Des engagements dès 2010
L'alerte demeure malgré tout gênante pour Carrefour qui s'était engagé dès 2010, dans le cadre du Consumer Goods Forum, à éviter toute déforestation dans ses chaînes d'approvisionnement en 2020. Certes, la proximité de Jair Bolsonaro avec les grands exploitants agricoles n'a pas facilité l'atteinte de l'objectif. Mais dix ans plus tard, l'objectif semble toujours aussi lointain pour le boeuf, et le groupe a dû publier début septembre une nouvelle politique de lutte contre la déforestation. En améliorant la traçabilité de ses fournisseurs directs et indirects, Carrefour espère désormais réduire «son approvisionnement dans des zones critiques de 50 % d'ici 2026 et de 100 % d'ici 2030».
Le distributeur, s'il ne parvenait pas à atteindre ses objectifs, risque de se retrouver sous le coup de procédures juridiques au nom du devoir de vigilance. Pour l'heure, rappelle cependant Sébastien Mabile, l'avocat des ONG «aucune entreprise n'a été directement condamnée sur le fond au nom du devoir de vigilance».
Un cadre européen en cours d'élaboration
La mise à l'écart des abattoirs brésiliens ne suffira d'ailleurs pas à contenter les ONG. «Cesser de s'approvisionner auprès de deux abattoirs de JBS représente pour Carrefour 12 % de sa viande de boeuf au Brésil, c'est un premier pas, mais le chemin reste long», estime Boris Patentreger, directeur France de Mighty Earth. Et d'appeler Carrefour à exclure également de ses partenaires d'autres sociétés comme les traders Bunge et Cargill. Dans son rapport, Mighty Earth rappelle, entre autres que la société LDC, «principal fournisseur de poulets et d'oeufs pour les marques propres du groupe Carrefour en France, [...] s'approvisionne auprès de la société (américaine) Bunge».

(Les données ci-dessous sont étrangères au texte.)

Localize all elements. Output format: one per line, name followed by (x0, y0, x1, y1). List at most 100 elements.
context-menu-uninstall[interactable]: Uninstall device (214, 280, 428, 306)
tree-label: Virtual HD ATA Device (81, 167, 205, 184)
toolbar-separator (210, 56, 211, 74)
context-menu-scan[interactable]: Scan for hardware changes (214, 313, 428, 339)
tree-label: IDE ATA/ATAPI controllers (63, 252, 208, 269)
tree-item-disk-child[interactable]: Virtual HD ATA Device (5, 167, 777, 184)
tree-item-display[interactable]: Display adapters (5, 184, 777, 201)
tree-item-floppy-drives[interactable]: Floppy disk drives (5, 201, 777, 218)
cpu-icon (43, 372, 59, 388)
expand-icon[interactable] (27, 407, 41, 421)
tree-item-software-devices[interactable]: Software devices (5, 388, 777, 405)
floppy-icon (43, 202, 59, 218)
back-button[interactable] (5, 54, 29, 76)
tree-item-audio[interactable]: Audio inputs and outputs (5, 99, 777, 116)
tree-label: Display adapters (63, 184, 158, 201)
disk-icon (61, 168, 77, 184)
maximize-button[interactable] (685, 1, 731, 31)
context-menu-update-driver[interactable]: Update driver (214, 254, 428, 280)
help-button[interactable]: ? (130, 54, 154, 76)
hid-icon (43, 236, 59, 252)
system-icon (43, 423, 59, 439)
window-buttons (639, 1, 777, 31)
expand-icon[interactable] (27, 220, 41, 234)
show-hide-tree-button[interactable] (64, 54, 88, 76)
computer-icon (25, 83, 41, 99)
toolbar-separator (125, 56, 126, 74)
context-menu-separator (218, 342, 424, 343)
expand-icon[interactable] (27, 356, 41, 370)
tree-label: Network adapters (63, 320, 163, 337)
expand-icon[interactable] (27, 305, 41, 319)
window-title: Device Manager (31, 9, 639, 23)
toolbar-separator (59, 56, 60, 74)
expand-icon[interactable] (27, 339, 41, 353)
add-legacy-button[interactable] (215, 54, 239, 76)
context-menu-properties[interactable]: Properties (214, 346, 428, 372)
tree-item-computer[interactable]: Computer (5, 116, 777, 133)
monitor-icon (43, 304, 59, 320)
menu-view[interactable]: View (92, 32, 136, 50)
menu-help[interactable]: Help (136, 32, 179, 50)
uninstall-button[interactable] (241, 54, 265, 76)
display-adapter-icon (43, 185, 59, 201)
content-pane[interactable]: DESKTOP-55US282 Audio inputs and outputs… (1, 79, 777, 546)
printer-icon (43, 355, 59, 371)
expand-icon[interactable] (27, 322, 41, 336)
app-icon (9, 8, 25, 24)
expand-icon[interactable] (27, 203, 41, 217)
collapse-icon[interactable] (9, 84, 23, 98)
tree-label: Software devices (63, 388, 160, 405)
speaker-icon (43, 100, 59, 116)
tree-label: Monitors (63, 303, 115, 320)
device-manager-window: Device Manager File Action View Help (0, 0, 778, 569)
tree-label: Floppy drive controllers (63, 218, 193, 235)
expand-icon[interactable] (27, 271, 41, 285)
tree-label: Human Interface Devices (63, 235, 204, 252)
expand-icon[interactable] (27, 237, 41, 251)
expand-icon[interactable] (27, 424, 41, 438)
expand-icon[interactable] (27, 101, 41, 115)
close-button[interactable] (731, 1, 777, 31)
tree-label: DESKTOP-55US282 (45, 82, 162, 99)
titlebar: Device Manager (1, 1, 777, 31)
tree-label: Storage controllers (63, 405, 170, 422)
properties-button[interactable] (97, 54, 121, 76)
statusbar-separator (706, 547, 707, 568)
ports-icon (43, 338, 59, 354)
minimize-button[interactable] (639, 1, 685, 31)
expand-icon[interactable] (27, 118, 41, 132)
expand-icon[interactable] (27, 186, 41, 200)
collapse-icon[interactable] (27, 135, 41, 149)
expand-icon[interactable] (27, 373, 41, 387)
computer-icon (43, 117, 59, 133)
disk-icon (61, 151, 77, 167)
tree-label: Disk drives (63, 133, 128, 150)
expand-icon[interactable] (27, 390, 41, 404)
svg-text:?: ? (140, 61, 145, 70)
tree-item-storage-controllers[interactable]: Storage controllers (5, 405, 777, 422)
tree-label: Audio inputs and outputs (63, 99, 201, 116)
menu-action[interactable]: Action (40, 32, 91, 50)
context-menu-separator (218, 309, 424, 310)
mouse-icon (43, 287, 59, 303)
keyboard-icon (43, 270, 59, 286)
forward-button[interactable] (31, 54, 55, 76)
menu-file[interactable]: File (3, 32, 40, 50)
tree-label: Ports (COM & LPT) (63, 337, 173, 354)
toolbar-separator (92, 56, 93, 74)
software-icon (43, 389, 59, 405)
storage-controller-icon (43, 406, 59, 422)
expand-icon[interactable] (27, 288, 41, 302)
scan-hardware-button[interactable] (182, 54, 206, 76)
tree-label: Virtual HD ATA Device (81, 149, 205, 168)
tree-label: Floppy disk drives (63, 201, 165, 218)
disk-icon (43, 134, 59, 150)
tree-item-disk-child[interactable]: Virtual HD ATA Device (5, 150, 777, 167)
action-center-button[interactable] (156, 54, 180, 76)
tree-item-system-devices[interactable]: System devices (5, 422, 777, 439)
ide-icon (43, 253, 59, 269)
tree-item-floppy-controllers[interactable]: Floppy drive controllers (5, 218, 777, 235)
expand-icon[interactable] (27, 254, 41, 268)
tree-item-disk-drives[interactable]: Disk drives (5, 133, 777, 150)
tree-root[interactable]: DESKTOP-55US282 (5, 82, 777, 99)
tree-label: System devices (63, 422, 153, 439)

Le Parlement européen adopte une position ambitieuse
Le Parlement européen a adopté le 13 septembre une position ambitieuse sur la proposition de la Commission européenne visant à lutter contre l'importation de produits responsables de déforestation. Les eurodéputés ont ajouté à la liste prévue des produits couverts par le règlement (bovins, l'huile de palme, soja, bois, cacao et café) d'autres productions : les viandes porcines, ovines et caprines, la volaille, le maïs, le caoutchouc, ainsi que le charbon de bois et les produits en papier imprimé. Ils demandent également à avancer d'un an la date à partir de laquelle les produits concernés ne doivent pas avoir été fabriqués sur des terres déboisées. Et ils se prononcent enfin pour un dispositif de géolocalisation et de traçabilité des parcelles. Autant d'éléments qui font diverger la position du Parlement européen de celle adoptée en juin par les États membres de l'UE avec lesquels des négociations en trilogue vont maintenant pouvoir s'engager. La République tchèque qui assure la présidence tournante du Conseil de l'UE a fait de ce dossier l'une de ses priorités et espère boucler les négociations avant la fin de l'année.